Since it's a school assignment/project, you should follow the teacher's instruction & specifications (to get better marks). If this was your own project, then my suggestion would be to avoid text file as database completely.

In real world scenario,

  • If you want to store passwords in a database, I suggest hashing the password with a good hashing algorithms such as SHA-512 (part of the SHA-2 family). Also, if you decided not make it a web application, you would send confidential to/from your application/server in a secured protocol like HTTPS.
The Elite Gentleman
thanks for the reply but the switching to a database won't be much of a problem, my teacher is very open with this assignment.
SR4801
Then by all means, go for the database option.
The Elite Gentleman
I would agree with the database solution, however we are now getting into the world of network transfers. Because it should be a central database that all clients connect to and enter data.
Woot4Moo
@Woot4Moo, that's if you're developing a middleware and backend system, I agree. But sending information from client to server should e secured too.
The Elite Gentleman
@TEG right I agree.
Woot4Moo
A: 

I suggest using XStream which is a really quick and easy to way to persist your data to disk. XStream just converts your POJOs to XML and allows for both marshalling/unmarshalling. The advantage of XStream is that your data will still be readable by humans which can be useful when you are learning to program and doing debugging.

You need to have large amounts of data before this turns into a performance bottleneck and since it is homework I doubt you will have that much. I don't know how much programming you know, but adding a proper relational database adds A LOT of complexity to your system. My advice is that you do one step at a time here. Plenty of time for databases :)

willcodejavaforfood
thanks for the reply, i will definitely use XStream
SR4801
It's really cool for smaller projects :)
willcodejavaforfood
A: 
  1. A database will normally have built-in functionality for keeping data integrity in a multi-user scenario. Consider in your application what will happen to the text file if two users vote at exactly the same time from two different computers. Unless you have a single "server" process handling text file updates, then you will need to somehow coordinate between the two users to make sure the text file never gets corrupted and that both votes are counted.
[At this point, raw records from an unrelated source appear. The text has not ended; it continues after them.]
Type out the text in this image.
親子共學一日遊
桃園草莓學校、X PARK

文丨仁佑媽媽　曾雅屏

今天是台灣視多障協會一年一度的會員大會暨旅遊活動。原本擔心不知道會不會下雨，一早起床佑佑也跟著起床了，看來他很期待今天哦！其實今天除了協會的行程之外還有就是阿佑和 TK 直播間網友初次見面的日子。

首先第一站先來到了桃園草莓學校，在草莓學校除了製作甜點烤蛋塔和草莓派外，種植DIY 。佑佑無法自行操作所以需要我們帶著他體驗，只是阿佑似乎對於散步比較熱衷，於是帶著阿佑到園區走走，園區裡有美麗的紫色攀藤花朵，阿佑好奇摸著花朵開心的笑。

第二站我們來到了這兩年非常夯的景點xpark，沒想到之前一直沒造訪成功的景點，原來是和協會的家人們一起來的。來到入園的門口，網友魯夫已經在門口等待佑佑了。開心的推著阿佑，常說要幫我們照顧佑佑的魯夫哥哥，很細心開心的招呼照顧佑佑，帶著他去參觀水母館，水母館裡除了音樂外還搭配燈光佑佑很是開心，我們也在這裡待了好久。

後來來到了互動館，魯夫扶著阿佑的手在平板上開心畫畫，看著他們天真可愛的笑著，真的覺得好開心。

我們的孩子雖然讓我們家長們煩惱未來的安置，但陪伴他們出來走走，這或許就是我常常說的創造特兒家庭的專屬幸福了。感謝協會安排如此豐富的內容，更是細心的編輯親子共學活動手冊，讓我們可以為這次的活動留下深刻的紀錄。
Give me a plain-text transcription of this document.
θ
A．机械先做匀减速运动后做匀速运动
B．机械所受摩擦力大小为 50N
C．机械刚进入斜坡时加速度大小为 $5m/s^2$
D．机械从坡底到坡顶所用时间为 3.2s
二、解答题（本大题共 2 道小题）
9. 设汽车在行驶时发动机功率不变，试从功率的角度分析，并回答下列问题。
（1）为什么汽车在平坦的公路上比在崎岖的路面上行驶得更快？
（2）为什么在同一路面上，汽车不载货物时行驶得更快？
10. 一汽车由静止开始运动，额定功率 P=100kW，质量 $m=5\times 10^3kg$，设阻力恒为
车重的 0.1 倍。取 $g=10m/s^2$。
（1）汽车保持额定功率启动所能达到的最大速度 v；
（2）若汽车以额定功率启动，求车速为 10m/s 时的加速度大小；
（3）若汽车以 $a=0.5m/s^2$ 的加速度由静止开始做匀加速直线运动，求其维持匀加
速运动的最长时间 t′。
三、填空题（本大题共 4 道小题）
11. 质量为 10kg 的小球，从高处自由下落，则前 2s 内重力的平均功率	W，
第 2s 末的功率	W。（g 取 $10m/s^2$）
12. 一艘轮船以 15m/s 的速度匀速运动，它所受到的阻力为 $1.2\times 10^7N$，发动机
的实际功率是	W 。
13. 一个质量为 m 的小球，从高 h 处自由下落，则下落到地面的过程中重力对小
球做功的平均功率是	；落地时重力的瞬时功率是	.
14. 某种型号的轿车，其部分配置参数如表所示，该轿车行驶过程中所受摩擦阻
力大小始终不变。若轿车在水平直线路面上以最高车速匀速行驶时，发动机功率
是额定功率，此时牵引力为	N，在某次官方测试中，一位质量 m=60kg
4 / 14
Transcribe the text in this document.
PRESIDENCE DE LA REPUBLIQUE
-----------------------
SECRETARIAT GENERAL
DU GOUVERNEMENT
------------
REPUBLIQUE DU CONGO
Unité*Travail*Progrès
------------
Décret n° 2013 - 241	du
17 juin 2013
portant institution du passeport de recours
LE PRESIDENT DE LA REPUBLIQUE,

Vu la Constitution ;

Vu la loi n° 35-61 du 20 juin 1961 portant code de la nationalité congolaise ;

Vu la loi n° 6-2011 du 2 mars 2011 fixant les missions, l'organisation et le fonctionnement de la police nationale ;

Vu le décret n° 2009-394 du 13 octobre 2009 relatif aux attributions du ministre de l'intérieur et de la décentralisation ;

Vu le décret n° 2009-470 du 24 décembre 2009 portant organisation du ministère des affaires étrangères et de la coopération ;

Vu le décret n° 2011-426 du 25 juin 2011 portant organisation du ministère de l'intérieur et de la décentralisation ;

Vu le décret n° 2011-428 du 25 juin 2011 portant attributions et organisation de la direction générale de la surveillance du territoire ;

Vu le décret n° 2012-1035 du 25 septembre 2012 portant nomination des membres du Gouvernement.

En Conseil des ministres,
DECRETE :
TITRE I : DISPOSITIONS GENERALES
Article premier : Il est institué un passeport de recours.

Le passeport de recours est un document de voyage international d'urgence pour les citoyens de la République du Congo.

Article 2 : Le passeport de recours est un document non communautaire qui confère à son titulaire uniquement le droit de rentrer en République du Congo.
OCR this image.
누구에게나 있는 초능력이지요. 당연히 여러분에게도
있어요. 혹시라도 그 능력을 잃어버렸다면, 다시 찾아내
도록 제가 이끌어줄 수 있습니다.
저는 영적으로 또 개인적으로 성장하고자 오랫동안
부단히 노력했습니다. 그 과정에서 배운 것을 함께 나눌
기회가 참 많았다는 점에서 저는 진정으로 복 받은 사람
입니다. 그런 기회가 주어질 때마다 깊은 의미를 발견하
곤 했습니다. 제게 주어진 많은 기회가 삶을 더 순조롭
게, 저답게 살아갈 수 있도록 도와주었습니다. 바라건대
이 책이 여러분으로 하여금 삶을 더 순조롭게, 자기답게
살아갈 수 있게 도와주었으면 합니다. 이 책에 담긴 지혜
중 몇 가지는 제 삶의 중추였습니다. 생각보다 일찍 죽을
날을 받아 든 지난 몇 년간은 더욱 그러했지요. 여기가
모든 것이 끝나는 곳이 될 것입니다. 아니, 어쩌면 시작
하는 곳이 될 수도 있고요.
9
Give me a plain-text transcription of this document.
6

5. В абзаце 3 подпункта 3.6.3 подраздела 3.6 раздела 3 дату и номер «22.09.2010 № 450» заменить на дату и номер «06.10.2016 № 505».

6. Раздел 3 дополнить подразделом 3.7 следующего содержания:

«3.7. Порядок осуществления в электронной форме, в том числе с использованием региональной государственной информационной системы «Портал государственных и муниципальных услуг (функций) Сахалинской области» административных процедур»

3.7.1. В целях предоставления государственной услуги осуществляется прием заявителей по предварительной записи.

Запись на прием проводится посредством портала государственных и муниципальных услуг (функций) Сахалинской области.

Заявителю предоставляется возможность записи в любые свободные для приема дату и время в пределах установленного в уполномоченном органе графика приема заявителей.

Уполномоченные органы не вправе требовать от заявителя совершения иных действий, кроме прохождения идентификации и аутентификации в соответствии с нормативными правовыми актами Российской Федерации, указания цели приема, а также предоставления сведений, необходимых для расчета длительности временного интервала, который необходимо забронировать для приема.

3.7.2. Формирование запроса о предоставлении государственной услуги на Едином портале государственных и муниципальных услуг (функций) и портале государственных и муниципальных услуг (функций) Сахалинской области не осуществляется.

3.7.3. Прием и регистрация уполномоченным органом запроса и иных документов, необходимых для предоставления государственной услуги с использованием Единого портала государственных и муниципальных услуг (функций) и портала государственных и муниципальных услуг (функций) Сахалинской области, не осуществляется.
It can be done (perhaps by using a "lock" file) and might even be worthwhile given the extra complexity that introducing a database requires.

  2. It's not very clear what you are asking, but if you can "scan/search" the text file for the user(name) that you are interested in, then that would seem to be more efficient at 1st glance than constructing every user object just to check for a matching password.

kaliatech
thanks for the reply, especially for #2 which i was a bit confused with in terms of efficiency
SR4801
+1  A: 

For #2. If you only need to know about one user at a time, then there would be no benefit to loading all users into memory. My approach for something like this would be to parse the username, find it in the file, then check if the parsed password matches the password recorded for that user. If it does, create the object. You should be checking for and catching errors at each stage (eg. inappropriate username provided, user does not exist, etc.)

Storing and transmitting plaintext passwords is always a bad idea. It might not be a requirement for this assignment, but consider hashing passwords before saving them. Then rather than looking for the actual password text provided, hash that and compare it to the saved hash.